Abdullah Kenshil, the former rebels’ chief negotiator, said the former rebels were fighting gunmen positioned in houses in the town of Bani Walid and the hills that overlooked it. “They are inside the city. They are fighting with snipers….They forced this on us and it was in self-defence.”
Revolutionary forces also battled loyalists to the east of Sirte on the Mediterranean coast, but were forced to pull back after taking heavy casualties in close-quarters fighting, a spokesman said.
Friday’s fighting erupted a day before a deadline issued for the loyalists’ surrender.
The NTC has given loyalists in Bani Walid and Sirte until Saturday to give up peacefully or face attack, although previous deadlines have been extended to allow more time for talks.
Ambulances moved back and forth to transfer casualties from near Bani Walid, as NTC fighters grabbed crates of rocket-propelled grenades and mortars and raced to the front.
And in Teassain, 90km east of Sirte, witnesses told the Reuters news agency they saw heavy rocket exchanges between NTC forces and Gaddafi loyalists.
Kenshil told Al Jazeera earlier on Friday: “I think we are very close. We are pushing further and we hope we can take the city without further fighting.
“But from our experience, they [pro-Gaddafi troops] are fighters – very professional, from different parts of Libya and also mercenaries … once we engage with them they throw down their weapons. There are snipers who shoot at the troops and at civilians,” he said.
“We’ve entered the area from the east, north and south. The deadline is finished. They [pro-Gaddafi troops] finished it.”

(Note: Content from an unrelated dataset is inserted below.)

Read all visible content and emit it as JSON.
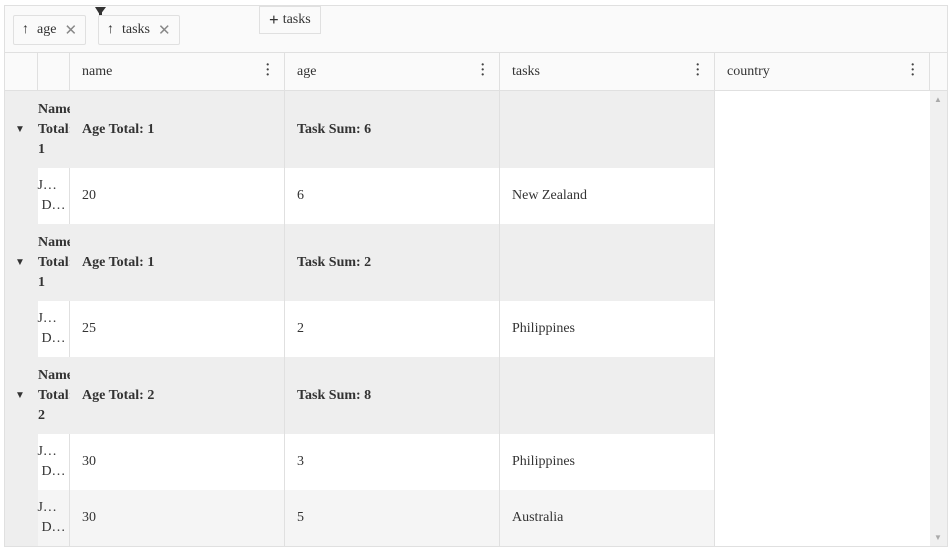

Gaddafi’s own location has been a mystery since Tripoli fell to opposition fighters on August 23 after a six-month civil war.
‘Worst case scenario’
Gaddafi insisted in a defiant audio message broadcast on Thursday that he was still in Libya to lead the fight against what he called the”rats” and “stray dogs” who had taken over Tripoli.
But four of his senior officials, including his air-force commander and a general in charge of his forces in the south, were among a new group of Libyans who have fled to neighbouring Niger, according to officials in Niger.
General Ali Kana, the southern commander, and Ali Sharifal-Rifi, the air force chief, were among 14 Libyans who arrived in the northern Niger town of Agadez on Thursday after crossing the border in a convoy of four-wheel drive vehicles, they said.
A Reuters reporter in Agadez said the four senior men were staying at the luxury Etoile du Tenere hotel, said to be owned by Gaddafi, who stayed there during a Muslim holiday in 2007.
Niger, under pressure from Western powers and Libya’s new rulers to hand over former Gaddafi officials suspected of human-rights abuses, said it would respect its commitments to the ICC if Gaddafi or his sons entered the country.
“We are signatories of the [Hague-based International Criminal Court, or ICC] Rome Statute so they know what they are exposed to if they come,” Massaoudou Hassoumi, the head of President Mahamadou Issoufou’s cabinet, said.
He said the latest arrivals were “under control” in Agadez, through which the head of Gaddafi’s security brigades, Mansour Dhao, passed earlier this week en route to Niger’s capital, Niamey.
“We are taking them in on humanitarian grounds. No one has told us that these are wanted people,” Hassoumi said.
Niger, which only this year returned to civilian rule and is fighting al-Qaeda-linked groups in its desert north, fears the Libya conflict might spill over, Hassoumi said.
“We have prepared for a worst-case scenario, for example if Bani Walid and Sirte were to fall by force, it could cause a massive stampede of armed groups into Niger,” he said.